No one at the Lands Authority is being held responsible for a massive data breach that this week was confirmed by the Data Protection Commissioner.

A spokesman for the authority, which was slapped with a €5,000 fine on Monday after it was found to have infringed General Data Protection Regulations, said that following an internal investigation, it was found that the data breach was a result of a flaw that was designed in-house. 

The employee who designed the technical mechanism that caused the flaw has since left the authority, the spokesman said in reply to questions on who should be held responsible. 

The spokesman also confirmed that the authority would not be offering those impacted with any compensation. 

Instead, the entity is “informing its online applicants that it was found to be in breach of article 32 of the General Data Protection Regulations, in line with the instructions received from the Information and Data Protection Commissioner”.

Asked to explain what this entailed, the spokesman said that there was a “whole process in place” that ensured those impacted were contacted. No replies were forthcoming when this newspaper re-quested further details on the process. 

The data breach was a result of a flaw that was designed in-house

On what is being done by the authority to make sure that clients’ personal data was safe and that there would not be any similar breaches in the future, the spokesman said that penetration testing by foreign contractors was being carried out, while hosting has been migrated to MITA, the government’s technology arm, to “mitigate any potential risks”. 

Despite it being standard practice for government entities to store sensitive data on servers owned and managed by MITA, when the breach occurred, files and information of the Lands Authority were hosted on servers owned by the authority itself.
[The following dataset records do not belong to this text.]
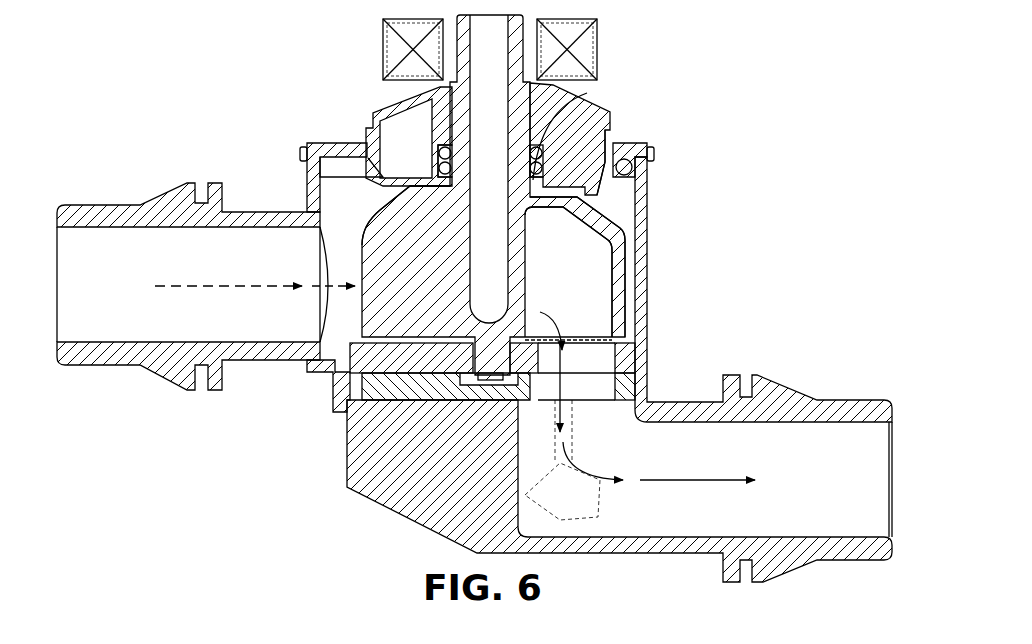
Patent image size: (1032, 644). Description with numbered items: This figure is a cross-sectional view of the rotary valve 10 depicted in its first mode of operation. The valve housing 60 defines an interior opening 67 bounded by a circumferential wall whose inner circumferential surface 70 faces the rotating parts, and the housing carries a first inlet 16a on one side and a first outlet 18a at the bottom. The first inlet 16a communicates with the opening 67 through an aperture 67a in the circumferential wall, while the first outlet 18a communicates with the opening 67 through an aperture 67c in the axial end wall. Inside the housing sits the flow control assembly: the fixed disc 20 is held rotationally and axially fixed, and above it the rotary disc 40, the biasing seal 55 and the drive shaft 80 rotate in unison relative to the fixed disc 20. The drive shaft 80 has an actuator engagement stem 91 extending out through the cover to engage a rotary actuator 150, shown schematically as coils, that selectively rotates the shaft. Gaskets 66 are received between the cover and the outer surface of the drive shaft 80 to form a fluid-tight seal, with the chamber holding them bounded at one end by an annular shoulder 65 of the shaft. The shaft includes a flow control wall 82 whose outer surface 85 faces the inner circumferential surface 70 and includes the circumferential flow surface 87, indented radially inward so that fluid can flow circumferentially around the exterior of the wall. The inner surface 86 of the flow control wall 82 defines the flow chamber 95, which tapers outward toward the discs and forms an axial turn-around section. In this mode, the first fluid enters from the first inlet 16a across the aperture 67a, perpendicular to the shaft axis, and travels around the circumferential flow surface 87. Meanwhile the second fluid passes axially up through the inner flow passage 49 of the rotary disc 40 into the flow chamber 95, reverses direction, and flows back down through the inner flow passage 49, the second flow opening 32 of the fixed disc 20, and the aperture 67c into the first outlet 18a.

The rotary valve 10 is at (205, 86).
The rotary actuator 150 is at (383, 50).
The actuator engagement stem 91 is at (471, 28).
The drive shaft 80 is at (545, 133).
The annular shoulder 65 is at (592, 152).
The first inlet 16a is at (100, 205).
The valve housing 60 is at (293, 200).
The gaskets 66 is at (440, 165).
The circumferential flow surface 87 is at (380, 218).
The outer surface 85 is at (600, 212).
The flow control wall 82 is at (618, 237).
The inner circumferential surface 70 is at (630, 257).
The opening 67 is at (632, 278).
The inner surface 86 is at (598, 220).
The flow chamber 95 is at (585, 295).
The biasing seal 55 is at (622, 338).
The inner flow passage 49 is at (590, 357).
The second flow opening 32 is at (590, 383).
The aperture 67a is at (327, 278).
The rotary disc 40 is at (348, 365).
The fixed disc 20 is at (347, 410).
The aperture 67c is at (583, 403).
The first outlet 18a is at (817, 400).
On the website, which had been designed by Weebee Ltd in 2017, the spokesman said that a new site has not been designed but it was slightly modified to ensure “the highest level of performance”. 

Questions on how much this cost and whether the same developers were engaged also remained unanswered. 

The data breach was exposed by the Times of Malta in a joint investigation with The Shift News in November, after a massive flaw in the authority’s website inadvertently dumped a huge amount of data online, with ID cards and e-mail correspondence being made searchable through a simple Google search.